Google has unveiled the second developer preview of Android M, the forthcoming version of Google’s Android mobile operating system, which is expected to launch to the public in the third quarter of 2015.
First unveiled at Google I/O on 28 May 2015, Android M – which is yet to be been given its “sweet treat” name – will succeed Android Lollipop.
The OS is reportedly being referred to internally as Macadamia Nut Cookie, but Google may opt for something more catchy for the public release. Our bet is on Milky Way.
Power and charging
Google claims that Android M is the most powerful Android release yet. The update brings hundreds of improvements, but many of them are very incremental, so will be almost invisible to most users.
For example, a new feature called Doze detects when the device’s motion sensor is inactive and cuts down on the level of background app activity. Google claims this can double the device’s battery life.
Android M also brings support for a new type of USB connector called USB-C, which Google claims charges devices three to five times faster than the current microUSB chargers.
Like Apple’s Lightning connector, USB-C chargers can be plugged in either way round, so you’ll no longer have to fumble around in the dark trying to plug in your charging cable.
A new permissions system makes it easier for users to decide what information the apps on their phone can use, by giving them the opportunity to confirm or deny access in context.
For example, if you download WhatsApp on an Android device today, you will be asked to grant permission for WhatsApp to access your contacts, calendar, location, photos, camera, microphone and more. This can seem very invasive.
With Android M, users will not be requested to give any permissions at the point of download. It is only when they try to send a voice memo, for example, that they will be asked to grant access their microphone.
You can also revoke permission for an app to access certain information via a new option in the settings menu.
Now on Tap
As part of the Android M release, Google is updating its Google Now personal assistant to allow users to access information anywhere on their device, no matter what they are doing.
By tapping and holding the home button, users can pull up a query without leaving the app they are in. They can also use Google Now on Tap to find new apps and in-app content.
For example, if they are discussing a night out with a friend on Facebook, they can call up Now on Tap to check showing times for a film, or book a table in a restaurant using OpenTable.
The Android M update will bring support for Android Pay, Google’s answer to Apple Pay, which lets you pay for things in shops using your Android smartphone.
Once you have registered your cards, you can simply unlock your phone and place it near a merchant’s contactless terminal to make a payment. Loyalty cards can also be used in this way.
Android M has native fingerprint support, so Android Pay can also confirm a purchase with their fingerprint. Fingerprint on M can also be used to unlock devices and make purchases on Google Play.
Developers can also build fingerprint authentication into their own applications, allowing users to sign in without the need for a password.
Other improvements in Android M are incremental, but should help users to improve the overall user experience.
For example, app links are being changed so that if you click on a Twitter link in an email,Android will launch the Twitter app on your phone automatically, rather asking if you want to open it using Twitter.
Meanwhile, a new feature called Android Auto Backup and Restore for Apps will be used in conjunction with Google Drive to automatically backup app data and settings with a file size of 25 MB or less.
The app drawer, where you can access all the apps on your phone, has also been redesigned, so that most recently used apps appear across the top, and other apps are arranged alphabetically, and scrolls vertically instead of horizontally.
The developer preview of Android M is already available on the Google Nexus 5 and 6 handsets, Nexus 9 tablet and Nexus Player.
It is also available on a selection of Sony devices includng the Xperia Z3, Xperia Z3 Compact, Xperia Z3 Tablet Compact, Xperia Z2 Tablet, Xperia Z1, Xperia Z1 Compact, Xperia Z Ultra, Xperia E3, Xperia M2, Xperia T2 Ultra and the Xperia T3.
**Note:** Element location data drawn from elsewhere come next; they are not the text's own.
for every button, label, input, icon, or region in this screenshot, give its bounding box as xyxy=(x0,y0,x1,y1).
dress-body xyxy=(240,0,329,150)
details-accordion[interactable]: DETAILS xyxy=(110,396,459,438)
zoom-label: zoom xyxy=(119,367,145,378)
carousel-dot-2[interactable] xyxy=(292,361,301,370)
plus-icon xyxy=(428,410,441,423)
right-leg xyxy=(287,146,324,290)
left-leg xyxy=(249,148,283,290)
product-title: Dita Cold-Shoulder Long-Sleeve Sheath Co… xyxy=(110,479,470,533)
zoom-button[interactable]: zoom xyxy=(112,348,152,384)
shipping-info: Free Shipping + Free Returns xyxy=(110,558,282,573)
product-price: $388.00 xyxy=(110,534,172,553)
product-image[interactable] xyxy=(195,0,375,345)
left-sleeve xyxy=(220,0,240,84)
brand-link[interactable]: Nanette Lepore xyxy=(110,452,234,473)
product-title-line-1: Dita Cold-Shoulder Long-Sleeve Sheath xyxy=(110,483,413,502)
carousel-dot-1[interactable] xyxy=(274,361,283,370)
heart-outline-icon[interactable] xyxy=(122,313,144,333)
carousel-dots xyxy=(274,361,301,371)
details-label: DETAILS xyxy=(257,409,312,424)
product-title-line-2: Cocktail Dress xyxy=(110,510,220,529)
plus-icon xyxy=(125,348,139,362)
Following the second developer preview, which was released on 9 July and brought some minor bug fixes and changes to the user interface, Google has promised at least one more preview before a public release.
The public release date is set for the third quarter of 2015. Google has not been more specific than that, but many people are expecting a September launch.
As usual, the Nexus devices will get the update first. Given Sony’s involvement in the developer preview, these handsets may also be among the first to get the final release. However, Google has not yet confirmed which devices will be updated first.